Hausse des violences liées à la drogue : une "menace pour l'Etat de droit" selon Alexis Goosdeel
Face à la diversification des drogues illicites et à la hausse des actes de violence liés à la drogue au sein de l’UE, des solutions innovantes sont mises en place, explique Alexis Goosdeel, directeur de l'Agence de l'UE sur la Drogue. Il est aujourd’hui l’invité de the Global Conversation.
***"***Les drogues sont partout aujourd'hui", indique Alexis Goosdeel, directeur de l'agence européenne sur les drogues, "qu'elles soient introduites clandestinement en Europe ou produites sur le territoire de l'UE. Tout peut faire l'objet d'un comportement addictif. Ainsi, la distinction [entre drogues dures et drogues douces, illicites et licites] ne recouvre pas toute la complexité, et la polyconsommation. En conséquence, tout le monde peut, à titre individuel, ou de manière indirecte, connaître un épisode - aigu ou chronique - de comportement addictif à l'une de ces substances".

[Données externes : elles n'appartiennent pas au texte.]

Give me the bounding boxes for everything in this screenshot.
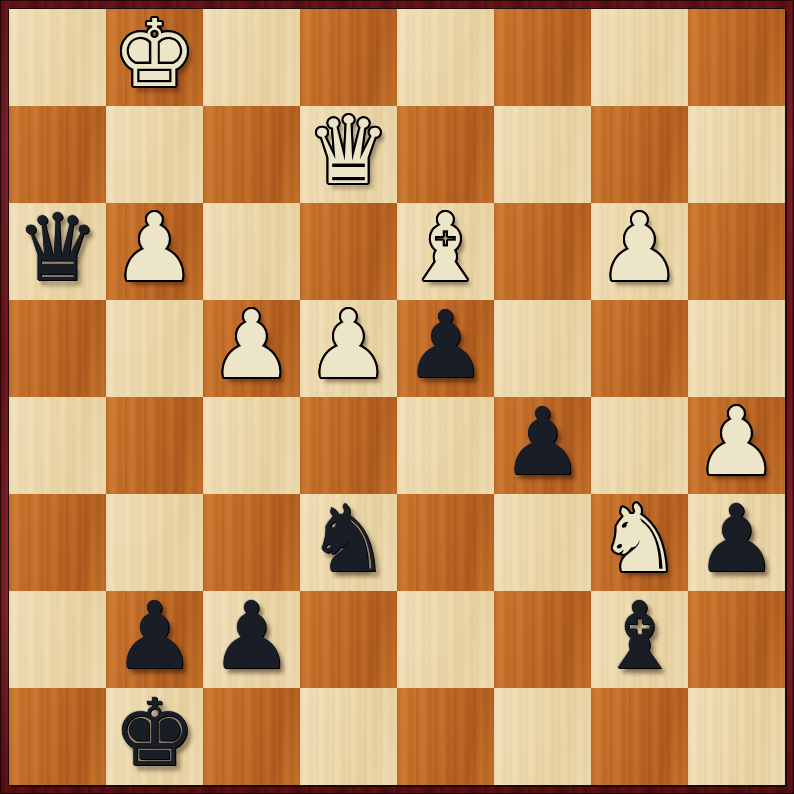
board-frame: ♚♛♛♟♝♟♟♟♟♟♟♞♞♟♟♟♝♚ — [0, 0, 794, 794]
square-g6[interactable]: ♟ — [591, 203, 688, 300]
white-pawn-g6[interactable]: ♟ — [598, 200, 681, 297]
square-a7[interactable] — [9, 106, 106, 203]
square-d5[interactable]: ♟ — [300, 300, 397, 397]
square-a3[interactable] — [9, 494, 106, 591]
black-pawn-c2[interactable]: ♟ — [210, 588, 293, 685]
square-c5[interactable]: ♟ — [203, 300, 300, 397]
square-h6[interactable] — [688, 203, 785, 300]
black-pawn-f4[interactable]: ♟ — [501, 394, 584, 491]
square-d8[interactable] — [300, 9, 397, 106]
square-c2[interactable]: ♟ — [203, 591, 300, 688]
square-b8[interactable]: ♚ — [106, 9, 203, 106]
black-pawn-e5[interactable]: ♟ — [404, 297, 487, 394]
square-h5[interactable] — [688, 300, 785, 397]
square-f5[interactable] — [494, 300, 591, 397]
square-d7[interactable]: ♛ — [300, 106, 397, 203]
white-bishop-e6[interactable]: ♝ — [404, 200, 487, 297]
square-b5[interactable] — [106, 300, 203, 397]
chess-board: ♚♛♛♟♝♟♟♟♟♟♟♞♞♟♟♟♝♚ — [9, 9, 785, 785]
white-pawn-b6[interactable]: ♟ — [113, 200, 196, 297]
square-a5[interactable] — [9, 300, 106, 397]
square-d3[interactable]: ♞ — [300, 494, 397, 591]
square-e2[interactable] — [397, 591, 494, 688]
square-e4[interactable] — [397, 397, 494, 494]
square-b4[interactable] — [106, 397, 203, 494]
square-e1[interactable] — [397, 688, 494, 785]
square-b2[interactable]: ♟ — [106, 591, 203, 688]
square-a2[interactable] — [9, 591, 106, 688]
white-knight-g3[interactable]: ♞ — [598, 491, 681, 588]
square-a8[interactable] — [9, 9, 106, 106]
square-a6[interactable]: ♛ — [9, 203, 106, 300]
square-b3[interactable] — [106, 494, 203, 591]
square-h3[interactable]: ♟ — [688, 494, 785, 591]
square-a1[interactable] — [9, 688, 106, 785]
square-f1[interactable] — [494, 688, 591, 785]
square-g2[interactable]: ♝ — [591, 591, 688, 688]
square-f4[interactable]: ♟ — [494, 397, 591, 494]
square-c4[interactable] — [203, 397, 300, 494]
square-g1[interactable] — [591, 688, 688, 785]
square-b6[interactable]: ♟ — [106, 203, 203, 300]
white-pawn-h4[interactable]: ♟ — [695, 394, 778, 491]
black-queen-a6[interactable]: ♛ — [16, 200, 99, 297]
square-h2[interactable] — [688, 591, 785, 688]
square-b7[interactable] — [106, 106, 203, 203]
square-b1[interactable]: ♚ — [106, 688, 203, 785]
white-king-b8[interactable]: ♚ — [113, 6, 196, 103]
square-e3[interactable] — [397, 494, 494, 591]
square-f6[interactable] — [494, 203, 591, 300]
square-a4[interactable] — [9, 397, 106, 494]
square-c3[interactable] — [203, 494, 300, 591]
square-g8[interactable] — [591, 9, 688, 106]
black-knight-d3[interactable]: ♞ — [307, 491, 390, 588]
square-f7[interactable] — [494, 106, 591, 203]
square-d6[interactable] — [300, 203, 397, 300]
square-d1[interactable] — [300, 688, 397, 785]
square-g4[interactable] — [591, 397, 688, 494]
square-e8[interactable] — [397, 9, 494, 106]
black-pawn-b2[interactable]: ♟ — [113, 588, 196, 685]
square-d4[interactable] — [300, 397, 397, 494]
square-c8[interactable] — [203, 9, 300, 106]
black-bishop-g2[interactable]: ♝ — [598, 588, 681, 685]
black-pawn-h3[interactable]: ♟ — [695, 491, 778, 588]
white-queen-d7[interactable]: ♛ — [307, 103, 390, 200]
square-f8[interactable] — [494, 9, 591, 106]
square-h4[interactable]: ♟ — [688, 397, 785, 494]
square-g3[interactable]: ♞ — [591, 494, 688, 591]
square-e5[interactable]: ♟ — [397, 300, 494, 397]
square-c6[interactable] — [203, 203, 300, 300]
square-f3[interactable] — [494, 494, 591, 591]
white-pawn-d5[interactable]: ♟ — [307, 297, 390, 394]
square-f2[interactable] — [494, 591, 591, 688]
square-h7[interactable] — [688, 106, 785, 203]
white-pawn-c5[interactable]: ♟ — [210, 297, 293, 394]
black-king-b1[interactable]: ♚ — [113, 685, 196, 782]
square-e6[interactable]: ♝ — [397, 203, 494, 300]
square-h1[interactable] — [688, 688, 785, 785]
square-g5[interactable] — [591, 300, 688, 397]
square-d2[interactable] — [300, 591, 397, 688]
square-c7[interactable] — [203, 106, 300, 203]
square-e7[interactable] — [397, 106, 494, 203]
square-h8[interactable] — [688, 9, 785, 106]
square-g7[interactable] — [591, 106, 688, 203]
square-c1[interactable] — [203, 688, 300, 785]
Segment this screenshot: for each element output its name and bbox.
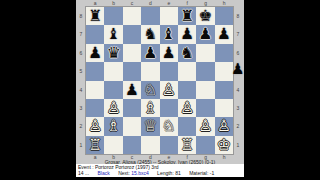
square-g7[interactable]: ♟ xyxy=(196,25,214,43)
square-f7[interactable]: ♟ xyxy=(178,25,196,43)
rank-label-1: 1 xyxy=(76,136,86,154)
square-e7[interactable]: ♝ xyxy=(160,25,178,43)
rank-label-1: 1 xyxy=(233,136,243,154)
rank-label-4: 4 xyxy=(233,81,243,99)
rank-labels-right: 87654321 xyxy=(233,7,243,154)
black-pawn: ♟ xyxy=(125,81,139,99)
black-rook: ♜ xyxy=(88,7,102,25)
next-label: Next: xyxy=(118,170,130,176)
white-knight: ♘ xyxy=(162,117,176,135)
black-pawn: ♟ xyxy=(217,25,231,43)
black-pawn: ♟ xyxy=(199,25,213,43)
black-bishop: ♝ xyxy=(107,25,121,43)
square-b4[interactable] xyxy=(104,81,122,99)
square-e8[interactable] xyxy=(160,7,178,25)
square-b7[interactable]: ♝ xyxy=(104,25,122,43)
square-d4[interactable]: ♘ xyxy=(141,81,159,99)
white-knight: ♘ xyxy=(143,81,157,99)
square-f6[interactable]: ♞ xyxy=(178,44,196,62)
square-h1[interactable]: ♔ xyxy=(215,136,233,154)
square-a4[interactable] xyxy=(86,81,104,99)
black-knight: ♞ xyxy=(180,44,194,62)
side-to-move-label: Black xyxy=(98,170,110,176)
black-pawn: ♟ xyxy=(180,25,194,43)
square-g6[interactable] xyxy=(196,44,214,62)
square-e1[interactable] xyxy=(160,136,178,154)
square-a2[interactable]: ♙ xyxy=(86,117,104,135)
square-h7[interactable]: ♟ xyxy=(215,25,233,43)
square-c1[interactable] xyxy=(123,136,141,154)
length-value: 81 xyxy=(175,170,181,176)
square-b6[interactable]: ♛ xyxy=(104,44,122,62)
rank-label-2: 2 xyxy=(233,117,243,135)
next-move: 15.bxc4 xyxy=(131,170,149,176)
square-c5[interactable] xyxy=(123,62,141,80)
square-f3[interactable]: ♙ xyxy=(178,99,196,117)
square-g3[interactable] xyxy=(196,99,214,117)
square-f1[interactable]: ♖ xyxy=(178,136,196,154)
rank-label-3: 3 xyxy=(76,99,86,117)
file-label-c: c xyxy=(123,0,141,7)
rank-label-7: 7 xyxy=(76,25,86,43)
square-f8[interactable]: ♜ xyxy=(178,7,196,25)
square-b1[interactable] xyxy=(104,136,122,154)
square-h2[interactable]: ♙ xyxy=(215,117,233,135)
white-rook: ♖ xyxy=(88,136,102,154)
white-pawn: ♙ xyxy=(88,117,102,135)
square-b8[interactable] xyxy=(104,7,122,25)
video-frame: abcdefgh 87654321 87654321 abcdefgh ♜♜♚♝… xyxy=(0,0,320,180)
square-c2[interactable] xyxy=(123,117,141,135)
square-h3[interactable] xyxy=(215,99,233,117)
white-pawn: ♙ xyxy=(199,117,213,135)
rank-label-5: 5 xyxy=(76,62,86,80)
rank-label-6: 6 xyxy=(76,44,86,62)
file-label-g: g xyxy=(196,0,214,7)
rank-label-2: 2 xyxy=(76,117,86,135)
square-e2[interactable]: ♘ xyxy=(160,117,178,135)
rank-labels-left: 87654321 xyxy=(76,7,86,154)
rank-label-7: 7 xyxy=(233,25,243,43)
rank-label-3: 3 xyxy=(233,99,243,117)
white-queen: ♕ xyxy=(143,117,157,135)
black-queen: ♛ xyxy=(107,44,121,62)
square-c4[interactable]: ♟ xyxy=(123,81,141,99)
square-d7[interactable]: ♞ xyxy=(141,25,159,43)
square-d3[interactable]: ♗ xyxy=(141,99,159,117)
square-d5[interactable] xyxy=(141,62,159,80)
chess-app-panel: abcdefgh 87654321 87654321 abcdefgh ♜♜♚♝… xyxy=(76,0,244,177)
square-e4[interactable]: ♙ xyxy=(160,81,178,99)
square-d8[interactable] xyxy=(141,7,159,25)
material-label: Material: xyxy=(189,170,208,176)
length-label: Length: xyxy=(157,170,174,176)
square-a8[interactable]: ♜ xyxy=(86,7,104,25)
square-h8[interactable] xyxy=(215,7,233,25)
status-box: Event : Portoroz Portoroz (1997) 3rd 14 … xyxy=(76,164,244,177)
white-bishop: ♗ xyxy=(107,117,121,135)
black-king: ♚ xyxy=(199,7,213,25)
rank-label-8: 8 xyxy=(76,7,86,25)
rank-label-4: 4 xyxy=(76,81,86,99)
square-f5[interactable] xyxy=(178,62,196,80)
square-g4[interactable] xyxy=(196,81,214,99)
file-label-e: e xyxy=(160,0,178,7)
square-g2[interactable]: ♙ xyxy=(196,117,214,135)
move-number: 14 ... xyxy=(78,170,89,176)
square-a7[interactable] xyxy=(86,25,104,43)
file-labels-top: abcdefgh xyxy=(86,0,233,7)
file-label-h: h xyxy=(215,0,233,7)
square-b2[interactable]: ♗ xyxy=(104,117,122,135)
file-label-d: d xyxy=(141,0,159,7)
black-knight: ♞ xyxy=(143,25,157,43)
black-pawn: ♟ xyxy=(88,44,102,62)
square-b5[interactable] xyxy=(104,62,122,80)
square-b3[interactable]: ♙ xyxy=(104,99,122,117)
square-e3[interactable] xyxy=(160,99,178,117)
black-bishop: ♝ xyxy=(162,25,176,43)
square-a5[interactable] xyxy=(86,62,104,80)
white-pawn: ♙ xyxy=(180,99,194,117)
square-f2[interactable] xyxy=(178,117,196,135)
square-f4[interactable] xyxy=(178,81,196,99)
white-pawn: ♙ xyxy=(162,81,176,99)
white-bishop: ♗ xyxy=(143,99,157,117)
square-a1[interactable]: ♖ xyxy=(86,136,104,154)
file-label-a: a xyxy=(86,0,104,7)
square-c8[interactable] xyxy=(123,7,141,25)
chess-board[interactable]: ♜♜♚♝♞♝♟♟♟♟♛♟♟♞♟♘♙♙♗♙♙♗♕♘♙♙♖♖♔ xyxy=(86,7,233,154)
square-d6[interactable]: ♟ xyxy=(141,44,159,62)
square-g5[interactable] xyxy=(196,62,214,80)
square-c6[interactable] xyxy=(123,44,141,62)
square-g1[interactable] xyxy=(196,136,214,154)
square-a3[interactable] xyxy=(86,99,104,117)
square-d1[interactable] xyxy=(141,136,159,154)
move-status-line: 14 ... Black Next: 15.bxc4 Length: 81 Ma… xyxy=(78,171,244,177)
file-label-b: b xyxy=(104,0,122,7)
black-pawn: ♟ xyxy=(143,44,157,62)
black-pawn: ♟ xyxy=(162,44,176,62)
white-rook: ♖ xyxy=(180,136,194,154)
square-a6[interactable]: ♟ xyxy=(86,44,104,62)
square-e5[interactable] xyxy=(160,62,178,80)
square-c3[interactable] xyxy=(123,99,141,117)
black-rook: ♜ xyxy=(180,7,194,25)
square-g8[interactable]: ♚ xyxy=(196,7,214,25)
square-h4[interactable] xyxy=(215,81,233,99)
square-c7[interactable] xyxy=(123,25,141,43)
white-king: ♔ xyxy=(217,136,231,154)
white-pawn: ♙ xyxy=(217,117,231,135)
square-d2[interactable]: ♕ xyxy=(141,117,159,135)
square-e6[interactable]: ♟ xyxy=(160,44,178,62)
material-value: -1 xyxy=(210,170,214,176)
white-pawn: ♙ xyxy=(107,99,121,117)
captured-material-pawn-icon: ♟ xyxy=(231,60,244,78)
rank-label-8: 8 xyxy=(233,7,243,25)
file-label-f: f xyxy=(178,0,196,7)
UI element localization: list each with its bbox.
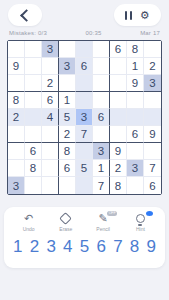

***"***C'est un marché en perpétuel mouvement. Le cannabis et ses dérivés restent la première substance utilisée en Europe. La cocaïne est aujourd'hui beaucoup plus répandue en raison de l'augmentation considérable de la production et de la disponibilité.
Mais on constate également une hausse de la production d'amphétamines et du "chemsex"".
**"**Il existe plusieurs types de problèmes en termes de santé. L'un d'entre eux est, comme on l'a mentionné dans notre dernier rapport européen sur les drogues, que l’on constate que l’on est revenus aux taux d'infection par le VIH antérieurs à la directive COVID, ce qui n'est pas bon signe. Dans d'autres champs également, celui des maladies infectieuses, des études montrent qu'il y a une augmentation des maladies sexuellement transmissibles et que certaines d'entre elles deviennent résistantes aux antibiotiques et aux thérapies. Il est donc fondamental pour les politiques de prévention - pour les politiques nationales ou européennes en matière de drogues - d'avoir une approche plus globale et de tenter d'anticiper également, et de s’adresser à des petits groupes de personnes qui initient une pratique qui n'est pas encore courante mais qui pourrait représenter un danger ou un sérieux risque pour la santé".
"Si on regarde le point de départ de l'épidémie d'héroïne au sein de l'UE, nous avons fait d'énormes progrès et nous avons obtenu de très bons résultats grâce à notre approche collective en Europe, au cours des 30 dernières années.
On a réduit de manière spectaculaire le nombre de décès liés à la drogue. Actuellement, 7 000 à 8 000 personnes meurent d'une overdose dans l'UE, contre plus de 110 000 aux États-Unis, avec une population plus importante en Europe qu'Outre-Atlantique.
On a assisté au développement remarquable de l'offre de traitement, y compris des traitements de substitution. À la fin des années 90,on disposait peut-être de 30 à 35 000 places pour des traitements, alors qu'aujourd'hui, l'Europe en compte plus de 650 000. En ce qui concerne l'épidémie d'héroïne, cette évolution a été progressive et très efficace.
Le problème de fond et le défi résident plutôt dans le fait qu’il y a plus de substances et plus de combinaisons de produits, plus de polytoxicomanie, et qu’on doit changer notre approche de la prévention, du traitement et de la réduction des risques. Et je ne parle pas que des traitements de substitution, qui fonctionnent très bien pour les opioïdes.
Il s'agit aussi de développer de nouvelles formes de prévention, de traitement et de réduction des risques pour les autres substances et les autres usages".